Creating imaginary friends is not that far afield from the creative process of exceptional writers, many of whom suffered tragic childhoods, but gained access to an imaginary realm that fed their fantasies and their notebooks. Charles Dickens said he could hear every word his characters said—a beneficent power showed it all to him and he just wrote it down. Robert Louis Stevenson said “the other fellow” inside his head commanded him and “little people” in his dreams suggested ideas for his novels and dictated many details of Dr. Jekyll and Mr. Hyde.

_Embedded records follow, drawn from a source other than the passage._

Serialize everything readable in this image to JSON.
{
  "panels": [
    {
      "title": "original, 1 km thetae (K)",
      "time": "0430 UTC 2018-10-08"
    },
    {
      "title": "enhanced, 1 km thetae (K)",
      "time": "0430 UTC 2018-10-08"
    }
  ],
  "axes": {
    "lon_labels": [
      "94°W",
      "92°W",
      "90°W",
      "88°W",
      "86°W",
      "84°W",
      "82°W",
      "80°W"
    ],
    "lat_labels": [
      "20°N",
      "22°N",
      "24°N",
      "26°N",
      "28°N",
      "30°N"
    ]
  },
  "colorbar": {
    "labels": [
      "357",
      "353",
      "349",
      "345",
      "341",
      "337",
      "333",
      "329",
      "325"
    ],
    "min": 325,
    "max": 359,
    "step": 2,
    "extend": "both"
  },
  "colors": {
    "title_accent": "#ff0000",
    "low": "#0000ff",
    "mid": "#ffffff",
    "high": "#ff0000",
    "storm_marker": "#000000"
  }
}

Nineteenth-century French writer Chateaubriand conversed with an invisible female companion. In childhood, the novelist George Sand had visions and a dream character, Corambé, who spilled over into her waking life. (Think Chocolat and the daughter’s imaginary kangaroo.) Gustave Flaubert created a character who claimed he couldn’t distinguish dream from waking, a mental state which may well have resembled his own. He admitted that he always confused his artistic hallucinations with reality. When he wrote the passage in which Mme Bovary poisons herself, he could actually taste the arsenic in his mouth and threw up his dinner. Balzac, strongly stoked on coffee, also hallucinated, watching his creations develop on their own. He claimed to merge with people on the street and actually feel their sensations, making his characters seem so much more real as a result.

But poets, who use mellifluous sounds and metaphors, are particularly prone to hearing the dissociative words. Homer, Dante, Milton, Blake, Rilke all said they received “divine” dictation, even if the words were really self-generated. Others poets, along with spirit mediums, get the words through séances, automatic writing and Ouija boards with their friends and loved ones. The odysseys of Hugo, Yeats and Merrill took them to distant galaxies in the mind, and back and forward in time, with their feet still planted under the table.

If we consider that when we dream at night, we truly believe what’s happening is real, we can understand how delicate the membrane is between fantasy and reality, waking and dream. Dissociative states can come unheralded with information to take note of, like Rousseau walking along the road and “receiving” the Social Contract in one blinding flash; or they can be pursued with onerous techniques, like Hugo and Merrill spelling out their messages letter by letter with a tipping table or a Ouija board.

Lest you think you’ll receive your flash of inspiration in one delirious starburst, keep in mind that there must be input to have output: hard prior thought and practice, plus reading, reading, reading, produce the raw materials that the marvelous mind then constellates into its novel vision or poetic language, gracious messages from the inner self that must be meticulously wrought into final form.

4 comments:

Barbara Can said...

Such an interesting topic.

Right Mind Matters said...

Thanks, Barbara.

Ellen said...

I've written a lot about Anthony Trollope. As a boy he was badly hurt by his parents' treatment of him as well as his genteel poverty. He was often ostracized and became depressed. He says he began novel writing by endless dreaming of places and people, characters. He lived with them, ate, slept, and talked imaginatively. He would work out whole stories. So in his forties when he began to write it was a matter of using this material. This is an interesting blog. Ellen

Right Mind Matters said...

Thank you so much for that information. it fits completely with this paradigm. Can you direct me to some of your writing? I'd love that.